Love’s Berries (1926), Oleksandr Dovzhenko

Oleksandr Dovshenko’s colossal importance to Soviet silent cinema will not prepare you for this wacky and yet strangely unsentimental comedy that he made in three days at the very beginning of his career — something to compare with Harry Langdon or Harold Lloyd. A barber is disconcerted when his girlfriend places their baby in his arms (one of love’s “berries”) and then absents herself on the nearest tram. He panics and tries to give the baby to someone else — anyone else.

I Walk Around Moscow (1964)

I Walk Around Moscow (1964), Georgiy Daneliya

An aspiring Siberian author, Volodya, is invited to Moscow by a grand Russian man of letters and freewheels around the capital in a very 1960s urban pastoral style. The opening scene has to be the most dreamlike “airport” scene in movie history, a meeting between the Siberian visitor, just off the plane, and a young woman — apparently without passport queues or baggage reclaim hassle.
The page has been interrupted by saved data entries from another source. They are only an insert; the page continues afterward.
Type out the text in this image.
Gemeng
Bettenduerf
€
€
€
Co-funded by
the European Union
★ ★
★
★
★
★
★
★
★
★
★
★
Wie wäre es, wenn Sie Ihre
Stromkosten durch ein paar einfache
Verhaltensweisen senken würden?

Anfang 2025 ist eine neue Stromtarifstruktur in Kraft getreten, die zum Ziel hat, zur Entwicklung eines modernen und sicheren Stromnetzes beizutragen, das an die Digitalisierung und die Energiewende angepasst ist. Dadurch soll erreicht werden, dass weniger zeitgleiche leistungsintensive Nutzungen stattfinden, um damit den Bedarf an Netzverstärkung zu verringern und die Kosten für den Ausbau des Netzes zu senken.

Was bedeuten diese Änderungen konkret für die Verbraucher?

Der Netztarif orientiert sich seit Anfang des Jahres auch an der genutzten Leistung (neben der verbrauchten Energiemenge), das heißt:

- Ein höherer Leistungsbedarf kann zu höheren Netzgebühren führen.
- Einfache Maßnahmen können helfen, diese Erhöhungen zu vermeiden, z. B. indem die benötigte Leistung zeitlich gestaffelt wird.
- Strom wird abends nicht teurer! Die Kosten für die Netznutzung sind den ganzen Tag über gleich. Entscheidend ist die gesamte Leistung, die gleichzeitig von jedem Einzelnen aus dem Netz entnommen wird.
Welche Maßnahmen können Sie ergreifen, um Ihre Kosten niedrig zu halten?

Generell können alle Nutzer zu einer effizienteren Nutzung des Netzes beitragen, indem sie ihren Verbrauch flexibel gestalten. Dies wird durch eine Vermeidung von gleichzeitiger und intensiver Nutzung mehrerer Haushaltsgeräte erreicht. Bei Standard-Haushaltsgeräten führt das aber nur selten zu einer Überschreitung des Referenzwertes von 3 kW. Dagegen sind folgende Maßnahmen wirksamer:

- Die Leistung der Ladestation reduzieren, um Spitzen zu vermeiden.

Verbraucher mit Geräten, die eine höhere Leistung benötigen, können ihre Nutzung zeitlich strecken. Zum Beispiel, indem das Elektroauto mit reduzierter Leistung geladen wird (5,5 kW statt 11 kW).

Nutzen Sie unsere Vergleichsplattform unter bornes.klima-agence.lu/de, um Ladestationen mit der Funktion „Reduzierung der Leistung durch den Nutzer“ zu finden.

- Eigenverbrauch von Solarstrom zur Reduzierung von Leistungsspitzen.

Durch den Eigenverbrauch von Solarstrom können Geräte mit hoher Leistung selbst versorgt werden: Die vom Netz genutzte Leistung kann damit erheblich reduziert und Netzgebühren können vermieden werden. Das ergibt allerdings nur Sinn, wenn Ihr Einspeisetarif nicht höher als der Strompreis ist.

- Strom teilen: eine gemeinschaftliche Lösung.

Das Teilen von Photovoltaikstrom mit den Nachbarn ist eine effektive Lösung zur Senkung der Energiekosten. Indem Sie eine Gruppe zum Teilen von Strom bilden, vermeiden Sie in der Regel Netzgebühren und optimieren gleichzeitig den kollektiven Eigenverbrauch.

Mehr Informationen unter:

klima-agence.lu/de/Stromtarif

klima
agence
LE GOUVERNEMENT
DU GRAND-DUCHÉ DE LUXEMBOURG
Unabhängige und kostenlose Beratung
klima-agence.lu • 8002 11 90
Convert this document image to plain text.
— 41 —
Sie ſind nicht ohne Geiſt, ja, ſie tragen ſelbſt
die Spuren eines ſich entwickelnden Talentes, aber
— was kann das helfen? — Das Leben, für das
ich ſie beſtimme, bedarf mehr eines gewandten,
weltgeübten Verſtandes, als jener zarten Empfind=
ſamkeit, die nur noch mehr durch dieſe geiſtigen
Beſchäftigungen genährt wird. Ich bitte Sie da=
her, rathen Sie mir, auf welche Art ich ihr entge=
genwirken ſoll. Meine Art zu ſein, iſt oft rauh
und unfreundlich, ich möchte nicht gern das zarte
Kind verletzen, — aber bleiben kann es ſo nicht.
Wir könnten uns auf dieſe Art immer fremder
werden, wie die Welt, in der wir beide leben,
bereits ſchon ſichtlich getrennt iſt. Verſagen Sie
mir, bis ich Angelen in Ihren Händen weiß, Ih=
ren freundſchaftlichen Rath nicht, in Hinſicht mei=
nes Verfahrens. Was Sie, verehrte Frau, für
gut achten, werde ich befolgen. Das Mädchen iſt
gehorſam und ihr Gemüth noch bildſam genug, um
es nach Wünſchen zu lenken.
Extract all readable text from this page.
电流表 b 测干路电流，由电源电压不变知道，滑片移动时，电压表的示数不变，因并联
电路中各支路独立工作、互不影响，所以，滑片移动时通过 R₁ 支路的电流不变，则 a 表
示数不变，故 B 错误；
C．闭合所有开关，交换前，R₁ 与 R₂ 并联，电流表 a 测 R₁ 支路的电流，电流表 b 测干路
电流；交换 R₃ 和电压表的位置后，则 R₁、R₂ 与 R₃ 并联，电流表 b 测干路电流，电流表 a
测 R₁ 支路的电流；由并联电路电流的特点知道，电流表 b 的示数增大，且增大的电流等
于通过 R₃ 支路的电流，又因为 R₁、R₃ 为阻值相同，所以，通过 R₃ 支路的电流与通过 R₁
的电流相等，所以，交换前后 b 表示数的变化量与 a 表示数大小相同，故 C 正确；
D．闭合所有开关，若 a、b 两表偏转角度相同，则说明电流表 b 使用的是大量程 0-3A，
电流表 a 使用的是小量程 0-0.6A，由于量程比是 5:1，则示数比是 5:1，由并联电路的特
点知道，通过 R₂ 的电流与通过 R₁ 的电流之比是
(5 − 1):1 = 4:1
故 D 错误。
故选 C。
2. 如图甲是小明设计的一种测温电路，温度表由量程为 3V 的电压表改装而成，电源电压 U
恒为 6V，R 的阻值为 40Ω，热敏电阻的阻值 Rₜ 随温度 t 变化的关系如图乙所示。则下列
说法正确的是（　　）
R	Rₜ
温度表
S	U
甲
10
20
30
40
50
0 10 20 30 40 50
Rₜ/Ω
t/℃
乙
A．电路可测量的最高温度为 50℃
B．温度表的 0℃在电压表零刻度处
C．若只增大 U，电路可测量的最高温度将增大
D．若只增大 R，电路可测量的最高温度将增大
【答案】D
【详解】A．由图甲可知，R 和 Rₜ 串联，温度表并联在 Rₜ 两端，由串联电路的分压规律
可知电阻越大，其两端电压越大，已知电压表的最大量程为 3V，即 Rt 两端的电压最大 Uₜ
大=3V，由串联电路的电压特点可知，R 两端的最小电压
Volodya makes a friend of a man who helps him with directions in the Metro and is his guide to the big city.

 

My Grandmother (1929), Kote Mikaberidze

Huh? What? What just happened? Here is one of the most genuinely radical pieces of avant-garde experimentalism in silent cinema. (Like Bunuel’s Un Chien Andalou, it makes you think that this is cinema which is really trying to experiment with the possibilities of the cinema in ways that the modern world isn’t managing to do.) There is illicit love in a surrealistically imaged workplace, there are live naked statues; someone is fired and tries to get a “grandmother” or patron to petition for his reinstatement and it all ends in a freaky denunciation of bureaucracy. At least I think that’s what happens.